The biennial’s curator, Okwui Enwezor, enjoys a great prestige within the international art field and he has directed, among other important events, the Documenta 11 (2002), and for that reason his presence in Spain generates great excitement. The point of view Okwui Enwezor suggests both in his texts and in his curatorships is characterized by the formal sobriety and rigorous precision, some aspects which he does not overlook in this event in Seville. His reflection around the conflicts in the globalized world which swing between the pluralities and the fundamentalisms, resulted in an analysis of the current problems by means of the works by these 91 artists who find inspiration in the concepts of intimacy (the maternal house), proximity (the Euro American or the Hindu Moslem relation with Africa) and neighbourhood (the urban relation or the Israelites and Palestinians relation).
I just wanted to know your general opinion on how everything has turned out as you had expected after the opening?
Indeed, the project turned out quite well, despite a few anomalies that need to be worked out. But this is to be expected since, as you know it is a very big project, and a huge challenge which I have developed with a very small and young organization. The organization has done an amazing work, not only to bring the exhibition about, but also in the support it has given the artists. Few people can imagine and appreciate what it takes to put together this huge complexity of people, with works coming from all different parts of the world and making the exhibition function as a coherent statement of the disparate intentions of the artists. It has been an incredible experience and a great opportunity to work in Spain. And to accomplish this in a context with limited spaces and resources for contemporary art is great credit to what BIACS represents for both Seville and Spain. So to do this job here with the immensely commitment to the artists and with the result we have is simply tremendous.
What elements from previous exhibits did you bring with you to Seville and what new things did come to your mind when seeing of the locations and the city?
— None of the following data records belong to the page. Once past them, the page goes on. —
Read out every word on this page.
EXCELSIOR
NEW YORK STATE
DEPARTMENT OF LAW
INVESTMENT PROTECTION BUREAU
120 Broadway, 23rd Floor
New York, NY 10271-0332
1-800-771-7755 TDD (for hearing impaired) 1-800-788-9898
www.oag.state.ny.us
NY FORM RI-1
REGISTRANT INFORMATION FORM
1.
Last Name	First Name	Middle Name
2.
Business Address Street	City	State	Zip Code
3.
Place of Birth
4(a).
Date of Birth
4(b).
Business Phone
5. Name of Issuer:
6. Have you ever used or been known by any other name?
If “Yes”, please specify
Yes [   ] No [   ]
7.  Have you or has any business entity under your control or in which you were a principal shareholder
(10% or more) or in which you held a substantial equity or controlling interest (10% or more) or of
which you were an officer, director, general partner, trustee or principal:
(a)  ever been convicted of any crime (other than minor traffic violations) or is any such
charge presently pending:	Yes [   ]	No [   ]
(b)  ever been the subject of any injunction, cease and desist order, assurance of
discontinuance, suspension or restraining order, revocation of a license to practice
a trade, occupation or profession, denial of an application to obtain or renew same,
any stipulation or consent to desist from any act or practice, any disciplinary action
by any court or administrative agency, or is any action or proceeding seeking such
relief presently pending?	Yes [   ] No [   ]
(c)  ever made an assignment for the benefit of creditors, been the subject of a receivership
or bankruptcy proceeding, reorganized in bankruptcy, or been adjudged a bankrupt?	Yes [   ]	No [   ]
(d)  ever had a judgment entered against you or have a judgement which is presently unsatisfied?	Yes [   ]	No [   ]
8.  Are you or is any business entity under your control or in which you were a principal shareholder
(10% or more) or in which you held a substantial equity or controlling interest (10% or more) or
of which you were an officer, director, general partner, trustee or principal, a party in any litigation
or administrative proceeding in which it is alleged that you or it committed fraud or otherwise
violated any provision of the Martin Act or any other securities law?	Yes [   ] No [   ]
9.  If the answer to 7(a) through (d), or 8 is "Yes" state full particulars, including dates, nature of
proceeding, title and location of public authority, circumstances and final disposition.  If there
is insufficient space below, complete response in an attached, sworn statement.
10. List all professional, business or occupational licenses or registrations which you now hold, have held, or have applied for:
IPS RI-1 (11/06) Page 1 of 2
Well, number one is that you always carry your intellectual world along with you. I am never a curator who works with the presumption that I´m going to bring anything new always. I am interested in making exhibitions that sit within a particular context. As you know there are many, many serious questions – political, cultural, social, economic: one issue being the difficult problem of immigration and the rights of immigrants - going on in Spain today, as well as all over the rest of the world, these questions should make one circumspect about the prospect of continuously generating new artistic models in response to these varied disturbances and the various teleologies that drive them. So this is not the time to make exhibitions that is entertaining, that is easy to understand and consume through the irritating fixation on newness. I have therefore chosen to focus on things that I know and to invite those artists whose work I have only recently become aware of, but whose works respond in imaginative and challenging ways to the questions the exhibition wanted to address. So the challenge we have is always to push forward in the work we do with a certain degree of clarity and an amount of real critical interrogation of both the limits of art and the limits of the audiences that come to view art, and the prejudices people bring with them and at the same time the preconceptions that they bring with them, so these are all the things that people might want a response to. So in my view I think I´ve made an exhibition that is really about a response to today but not from a dogmatic approach but from a way of reconsidering the itinerary of what contemporary art can be in the matter of the world.
Which are the main criteria you have followed for the selection of these artists present in the Biennial?
This is always the most difficult question. There is not only a criterion but several factors. I tend to work in advance of any exhibition through active collaboration with artists.